Splinting baby (primary) teeth after trauma is more controversial than splinting permanent teeth. A systematic review of outcomes found that the most common adverse effects in splinted baby teeth were crown discoloration, external root resorption, and pulp necrosis. Additional reported complications included abnormal mobility, premature tooth loss, and gum inflammation. Because baby teeth will eventually fall out naturally, and because the developing permanent tooth bud sits directly beneath the roots, many dentists take a more conservative approach with primary teeth.
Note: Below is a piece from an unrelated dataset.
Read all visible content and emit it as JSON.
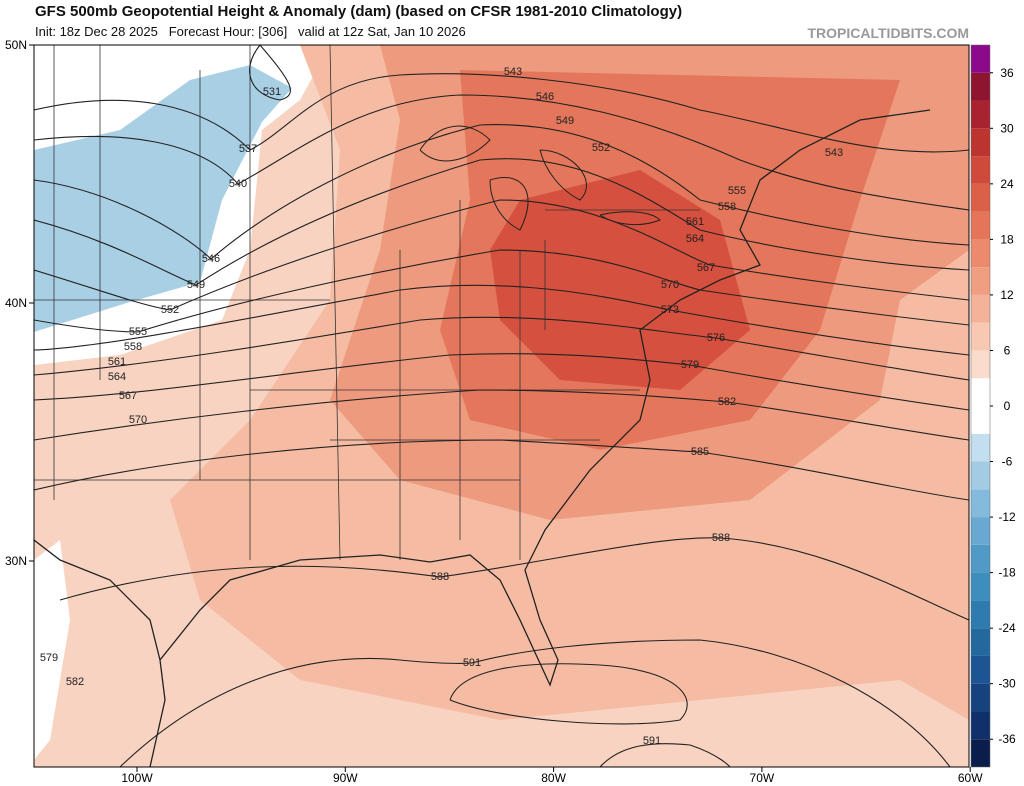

The risk of damaging the permanent successor sometimes outweighs the benefit of saving a baby tooth for a few more months or years.

Long-Term Outlook

The prognosis for a splinted tooth depends heavily on the type and severity of the original injury, how quickly treatment was started, and how well the healing period is managed. For replanted teeth that received prompt treatment, many survive for years or decades. Studies on splinted teeth in adults with compromised bone support found that no splinted teeth were extracted after an average follow-up of more than 5 years. The splint itself may need replacement over time (one study found a 65.2% splint survival rate over a similar period), but the teeth themselves remained functional.

Your dentist will schedule follow-up visits to monitor healing, typically at 2 weeks, 4 weeks, and then at longer intervals over the following year. These visits include X-rays to check for signs of root resorption or infection and clinical tests to assess whether the tooth is regaining stability. If complications like pulp death are caught early, root canal treatment can often save the tooth and prevent further damage.